Before the convention, Walter staged a benefit concert with the Cryan' Shames

Before the convention, Walter staged a benefit concert with the Cryan' Shames

I also don’t remember exactly how Dan and I got the gig at McCarthy HQ during the Convention, though I agree that all of the factors Dan mentioned would have played a role. Also, if our main role was as campaign messengers, as Dan helpfully confirms, the fact that we were locals and had a car (our family VW) also was a key factor. 

Earlier campaign memories for me include canvasing in South Bend, a few days before the Indiana primary, where the main competition was Bobby Kennedy. Closer to home, I remember that Dan and I were among those who rode in the Glen Ellyn 4th of July parade in a McCarthy car (Marlena Malmstedt, who was with us that day, sent me a photo of us in the car from the Glen Ellyn News several years ago). 
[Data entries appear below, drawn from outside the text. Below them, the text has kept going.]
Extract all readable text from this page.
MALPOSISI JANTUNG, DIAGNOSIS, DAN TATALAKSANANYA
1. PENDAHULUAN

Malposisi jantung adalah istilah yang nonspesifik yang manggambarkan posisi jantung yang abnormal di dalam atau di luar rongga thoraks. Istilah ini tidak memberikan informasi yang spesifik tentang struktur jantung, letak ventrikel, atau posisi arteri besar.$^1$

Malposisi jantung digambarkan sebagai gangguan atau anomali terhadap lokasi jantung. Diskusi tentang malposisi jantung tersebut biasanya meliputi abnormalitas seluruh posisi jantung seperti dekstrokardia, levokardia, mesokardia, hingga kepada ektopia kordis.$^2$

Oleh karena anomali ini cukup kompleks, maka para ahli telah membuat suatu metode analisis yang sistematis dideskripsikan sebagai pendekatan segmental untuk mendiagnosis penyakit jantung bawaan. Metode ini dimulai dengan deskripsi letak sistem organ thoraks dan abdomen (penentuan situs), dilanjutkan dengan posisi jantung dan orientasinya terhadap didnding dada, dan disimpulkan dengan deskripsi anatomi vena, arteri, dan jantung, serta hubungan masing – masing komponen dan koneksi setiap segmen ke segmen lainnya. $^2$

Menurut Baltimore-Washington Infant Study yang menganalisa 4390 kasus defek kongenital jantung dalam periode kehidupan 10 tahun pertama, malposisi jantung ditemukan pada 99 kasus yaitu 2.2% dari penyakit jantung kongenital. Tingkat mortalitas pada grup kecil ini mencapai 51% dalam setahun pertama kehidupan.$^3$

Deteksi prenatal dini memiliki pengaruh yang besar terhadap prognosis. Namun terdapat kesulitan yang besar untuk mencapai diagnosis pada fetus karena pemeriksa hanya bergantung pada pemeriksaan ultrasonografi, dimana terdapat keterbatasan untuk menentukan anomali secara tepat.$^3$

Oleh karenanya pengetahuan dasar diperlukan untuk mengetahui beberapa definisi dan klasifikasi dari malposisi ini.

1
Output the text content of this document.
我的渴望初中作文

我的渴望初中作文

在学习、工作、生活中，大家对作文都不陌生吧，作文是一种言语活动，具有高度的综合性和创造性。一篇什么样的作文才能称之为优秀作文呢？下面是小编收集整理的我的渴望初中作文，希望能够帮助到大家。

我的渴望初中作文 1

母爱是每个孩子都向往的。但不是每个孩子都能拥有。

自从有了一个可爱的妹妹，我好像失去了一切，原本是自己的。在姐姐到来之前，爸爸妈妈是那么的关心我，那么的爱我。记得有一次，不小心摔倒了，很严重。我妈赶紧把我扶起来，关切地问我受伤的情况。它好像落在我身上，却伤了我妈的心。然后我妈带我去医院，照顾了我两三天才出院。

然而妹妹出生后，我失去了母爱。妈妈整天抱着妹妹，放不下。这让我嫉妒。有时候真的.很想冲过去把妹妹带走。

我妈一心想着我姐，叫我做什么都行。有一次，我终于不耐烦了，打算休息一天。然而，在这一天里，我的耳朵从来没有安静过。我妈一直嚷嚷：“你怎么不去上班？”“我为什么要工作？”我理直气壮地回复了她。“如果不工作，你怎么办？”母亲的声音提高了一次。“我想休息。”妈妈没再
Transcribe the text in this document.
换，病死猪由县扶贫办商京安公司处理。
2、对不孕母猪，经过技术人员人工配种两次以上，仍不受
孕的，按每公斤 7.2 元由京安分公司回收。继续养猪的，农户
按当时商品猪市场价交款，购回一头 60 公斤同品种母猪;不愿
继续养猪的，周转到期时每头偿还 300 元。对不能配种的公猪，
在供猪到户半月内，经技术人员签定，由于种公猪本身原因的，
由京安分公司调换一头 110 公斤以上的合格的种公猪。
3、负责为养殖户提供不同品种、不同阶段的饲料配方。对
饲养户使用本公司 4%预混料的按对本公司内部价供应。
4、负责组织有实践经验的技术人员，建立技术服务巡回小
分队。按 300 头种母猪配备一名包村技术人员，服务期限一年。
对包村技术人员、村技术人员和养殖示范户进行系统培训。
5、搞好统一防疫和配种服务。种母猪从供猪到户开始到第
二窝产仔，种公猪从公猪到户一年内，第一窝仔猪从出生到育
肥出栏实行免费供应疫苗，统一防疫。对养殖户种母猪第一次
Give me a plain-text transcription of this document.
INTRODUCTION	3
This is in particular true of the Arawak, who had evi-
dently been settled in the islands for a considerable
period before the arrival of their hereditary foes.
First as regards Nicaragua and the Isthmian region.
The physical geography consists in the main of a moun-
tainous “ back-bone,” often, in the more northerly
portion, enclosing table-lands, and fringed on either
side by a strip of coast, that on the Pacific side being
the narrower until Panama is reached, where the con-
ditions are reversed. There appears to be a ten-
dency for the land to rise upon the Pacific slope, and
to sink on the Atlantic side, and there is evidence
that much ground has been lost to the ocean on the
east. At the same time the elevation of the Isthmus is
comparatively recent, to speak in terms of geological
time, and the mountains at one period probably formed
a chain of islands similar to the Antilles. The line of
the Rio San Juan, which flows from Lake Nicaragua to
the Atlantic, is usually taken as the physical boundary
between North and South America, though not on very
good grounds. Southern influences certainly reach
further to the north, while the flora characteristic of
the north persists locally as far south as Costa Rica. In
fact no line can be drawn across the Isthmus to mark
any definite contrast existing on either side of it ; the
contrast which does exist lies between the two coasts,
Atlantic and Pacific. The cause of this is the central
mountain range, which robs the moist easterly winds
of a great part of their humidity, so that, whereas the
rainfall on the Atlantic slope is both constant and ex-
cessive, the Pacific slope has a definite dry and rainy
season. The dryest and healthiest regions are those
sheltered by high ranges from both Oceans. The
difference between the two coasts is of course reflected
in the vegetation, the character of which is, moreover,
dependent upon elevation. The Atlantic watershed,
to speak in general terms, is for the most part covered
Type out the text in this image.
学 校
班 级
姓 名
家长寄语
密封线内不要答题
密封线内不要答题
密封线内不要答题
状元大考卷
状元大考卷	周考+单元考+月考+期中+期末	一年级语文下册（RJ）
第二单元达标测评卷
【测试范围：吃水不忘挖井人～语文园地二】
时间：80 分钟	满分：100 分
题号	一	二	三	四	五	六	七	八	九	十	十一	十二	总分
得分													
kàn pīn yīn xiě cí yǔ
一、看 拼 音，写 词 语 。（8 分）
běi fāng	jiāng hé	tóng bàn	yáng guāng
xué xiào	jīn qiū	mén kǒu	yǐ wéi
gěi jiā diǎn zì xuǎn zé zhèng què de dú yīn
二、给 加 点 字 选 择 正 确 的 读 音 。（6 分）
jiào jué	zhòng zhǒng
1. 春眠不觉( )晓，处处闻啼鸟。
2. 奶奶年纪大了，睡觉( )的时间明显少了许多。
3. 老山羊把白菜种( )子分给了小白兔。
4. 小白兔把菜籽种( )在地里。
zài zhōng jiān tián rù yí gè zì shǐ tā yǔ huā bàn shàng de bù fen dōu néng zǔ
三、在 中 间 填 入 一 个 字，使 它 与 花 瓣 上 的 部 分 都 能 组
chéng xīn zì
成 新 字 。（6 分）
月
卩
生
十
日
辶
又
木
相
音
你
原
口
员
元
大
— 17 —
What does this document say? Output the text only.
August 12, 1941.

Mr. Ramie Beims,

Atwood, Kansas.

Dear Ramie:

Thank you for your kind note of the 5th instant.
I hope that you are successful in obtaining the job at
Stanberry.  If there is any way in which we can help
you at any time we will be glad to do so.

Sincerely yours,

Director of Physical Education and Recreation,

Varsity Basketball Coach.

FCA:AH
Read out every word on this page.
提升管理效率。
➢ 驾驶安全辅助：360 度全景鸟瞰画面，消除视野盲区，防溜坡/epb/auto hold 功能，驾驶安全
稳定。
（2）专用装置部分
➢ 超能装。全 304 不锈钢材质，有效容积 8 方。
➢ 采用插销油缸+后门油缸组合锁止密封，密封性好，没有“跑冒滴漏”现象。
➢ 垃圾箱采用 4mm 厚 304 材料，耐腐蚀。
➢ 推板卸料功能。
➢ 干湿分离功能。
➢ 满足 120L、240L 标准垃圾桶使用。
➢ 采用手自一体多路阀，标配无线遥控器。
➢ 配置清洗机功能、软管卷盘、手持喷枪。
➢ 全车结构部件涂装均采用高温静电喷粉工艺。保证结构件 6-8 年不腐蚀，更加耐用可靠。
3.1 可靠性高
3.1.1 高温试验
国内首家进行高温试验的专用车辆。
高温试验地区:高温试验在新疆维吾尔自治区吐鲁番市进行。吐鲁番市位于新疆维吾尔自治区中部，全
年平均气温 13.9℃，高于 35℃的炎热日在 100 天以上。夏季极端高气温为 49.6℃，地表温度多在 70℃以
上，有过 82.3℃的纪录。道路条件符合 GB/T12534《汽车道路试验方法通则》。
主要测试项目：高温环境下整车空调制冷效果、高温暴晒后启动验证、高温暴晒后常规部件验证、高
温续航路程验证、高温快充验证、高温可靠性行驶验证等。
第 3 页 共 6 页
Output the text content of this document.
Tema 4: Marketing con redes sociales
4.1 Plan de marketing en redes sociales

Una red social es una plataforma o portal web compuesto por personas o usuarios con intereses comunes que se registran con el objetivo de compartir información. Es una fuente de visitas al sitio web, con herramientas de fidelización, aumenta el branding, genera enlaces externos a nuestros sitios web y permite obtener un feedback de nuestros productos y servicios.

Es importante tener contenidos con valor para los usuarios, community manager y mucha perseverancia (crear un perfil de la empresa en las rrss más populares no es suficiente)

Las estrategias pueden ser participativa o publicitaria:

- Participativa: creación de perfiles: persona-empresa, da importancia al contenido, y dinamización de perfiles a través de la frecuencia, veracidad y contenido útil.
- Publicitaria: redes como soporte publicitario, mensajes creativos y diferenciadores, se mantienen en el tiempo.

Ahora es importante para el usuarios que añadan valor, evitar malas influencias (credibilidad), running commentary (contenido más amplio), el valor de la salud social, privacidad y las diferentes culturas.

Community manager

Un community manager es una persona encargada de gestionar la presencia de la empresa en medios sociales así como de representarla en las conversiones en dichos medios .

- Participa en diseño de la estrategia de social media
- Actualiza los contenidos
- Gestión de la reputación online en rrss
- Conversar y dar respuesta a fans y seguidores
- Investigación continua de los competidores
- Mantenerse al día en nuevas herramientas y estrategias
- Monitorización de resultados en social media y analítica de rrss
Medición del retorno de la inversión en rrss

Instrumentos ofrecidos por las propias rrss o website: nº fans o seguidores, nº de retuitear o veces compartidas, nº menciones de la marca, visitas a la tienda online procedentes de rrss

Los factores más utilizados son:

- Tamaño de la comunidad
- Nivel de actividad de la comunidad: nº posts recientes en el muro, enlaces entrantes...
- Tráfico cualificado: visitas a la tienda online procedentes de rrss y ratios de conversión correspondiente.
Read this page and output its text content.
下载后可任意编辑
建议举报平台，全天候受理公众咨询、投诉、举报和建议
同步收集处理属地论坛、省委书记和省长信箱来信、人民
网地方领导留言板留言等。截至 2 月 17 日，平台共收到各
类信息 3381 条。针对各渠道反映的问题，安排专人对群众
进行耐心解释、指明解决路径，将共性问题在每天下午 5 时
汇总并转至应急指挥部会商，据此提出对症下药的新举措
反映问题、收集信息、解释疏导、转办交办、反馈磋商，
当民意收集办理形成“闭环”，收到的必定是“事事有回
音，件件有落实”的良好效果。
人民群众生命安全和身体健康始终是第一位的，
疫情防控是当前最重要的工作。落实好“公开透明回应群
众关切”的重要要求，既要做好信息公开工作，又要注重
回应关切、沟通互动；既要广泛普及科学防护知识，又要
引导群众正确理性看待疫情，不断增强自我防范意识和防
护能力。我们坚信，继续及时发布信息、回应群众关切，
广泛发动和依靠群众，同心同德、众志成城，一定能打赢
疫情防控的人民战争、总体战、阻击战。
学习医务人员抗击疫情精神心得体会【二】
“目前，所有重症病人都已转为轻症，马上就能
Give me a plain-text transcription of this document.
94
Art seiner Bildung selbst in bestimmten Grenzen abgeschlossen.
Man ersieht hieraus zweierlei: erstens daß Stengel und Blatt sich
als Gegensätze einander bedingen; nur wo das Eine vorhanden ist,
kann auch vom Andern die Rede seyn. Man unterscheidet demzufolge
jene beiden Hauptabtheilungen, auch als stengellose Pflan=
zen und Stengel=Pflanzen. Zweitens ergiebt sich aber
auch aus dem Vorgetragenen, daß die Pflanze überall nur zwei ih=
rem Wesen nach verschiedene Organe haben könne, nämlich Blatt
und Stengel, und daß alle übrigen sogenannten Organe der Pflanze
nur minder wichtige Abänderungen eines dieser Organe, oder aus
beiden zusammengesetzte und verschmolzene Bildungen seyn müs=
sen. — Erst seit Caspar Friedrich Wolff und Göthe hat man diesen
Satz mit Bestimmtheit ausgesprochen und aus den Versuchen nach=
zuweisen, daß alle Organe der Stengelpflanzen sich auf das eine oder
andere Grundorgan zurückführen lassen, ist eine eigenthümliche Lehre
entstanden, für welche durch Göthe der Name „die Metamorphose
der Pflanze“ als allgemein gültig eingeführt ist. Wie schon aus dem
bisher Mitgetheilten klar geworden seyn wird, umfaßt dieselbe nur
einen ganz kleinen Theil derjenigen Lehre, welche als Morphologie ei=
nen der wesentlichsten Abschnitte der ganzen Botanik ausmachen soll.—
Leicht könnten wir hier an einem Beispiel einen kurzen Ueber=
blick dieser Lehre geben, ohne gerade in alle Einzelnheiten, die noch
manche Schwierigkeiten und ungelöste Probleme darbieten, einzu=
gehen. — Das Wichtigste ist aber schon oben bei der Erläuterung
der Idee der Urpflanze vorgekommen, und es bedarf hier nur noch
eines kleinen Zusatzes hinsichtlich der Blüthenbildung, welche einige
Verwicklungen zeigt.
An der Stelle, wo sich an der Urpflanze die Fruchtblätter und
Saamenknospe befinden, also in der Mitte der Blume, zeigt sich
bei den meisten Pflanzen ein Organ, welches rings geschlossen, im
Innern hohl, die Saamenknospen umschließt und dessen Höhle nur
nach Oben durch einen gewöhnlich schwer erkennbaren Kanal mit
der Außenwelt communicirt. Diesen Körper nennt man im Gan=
Also that summer at some point between my graduation from Glenbard West in mid-June and the Democratic convention from Aug 26-29—I would guesstimate soon before the Fourth of July parade, but it might have been later in July as well—I played a lead role in organizing a benefit concert for the McCarthy campaign that was held in the gym at Glenbard featuring the ‘Cryan Shames, a Chicago-based rock group that achieved short-lived national prominence in 1967-68, especially with a sweet soft-rock anthem It Could Be We’re In Love.

The person I arranged it with (I have no memory of how I got connected with him) was Isaac Guillory, who played bass guitar with the ‘Shames. I just looked up Isaac on Wikipedia and found out that he died at age 53 in 2000, was from a Turkish Jewish family and grew up in Cuba before re-locating to the States as a teenager. At the time of our connection, he was all of 21.   

In any case, I recall that I hadn’t been totally up front with the Glenbard authorities that the concert was a McCarthy fundraiser, but they found out somehow and informed me sternly the concert could only go forward if we assured them it was not a McCarthy fund-raiser, simply an appearance by the Cryan' Shames, perhaps for some other good cause. I called Guillory to inform him and was relieved that he agreed that the Cryan' Shames would do the concert without mentioning Gene McCarthy, even though we both agreed that the proceeds would go to the McCarthy campaign in any case.

The concert went ahead and I remember that despite doing little publicity beyond word of mouth and a few flyers placed on telephone poles around Glen Ellyn, we had a pretty good turnout—maybe 200 attendees (not surprising because the Shames were at the peak of their fame at that point). Early in the evening I was feeling euphoric about the success of the event, but when they took the stage, one of band members blurted out, “We are so happy to be here on behalf of Gene McCarthy.” 

My heart literally sank into my shoes, but fortunately, either the Glenbard maintenance people assigned to the event didn’t hear it or had not been aware of the administration’s edict. So nobody  came up to me and order that the concert be stopped.

So, the show went on and we managed to raise some money for McCarthy (I have no recollection how much, but I’m guesstimating $700 at 200 attendees at $5 a head with maybe $300 to be paid to Glenbard for use of the venue. Is that about what a venue would take?) In any case that event was both my first and my last gig as an impresario. Beginner’s luck.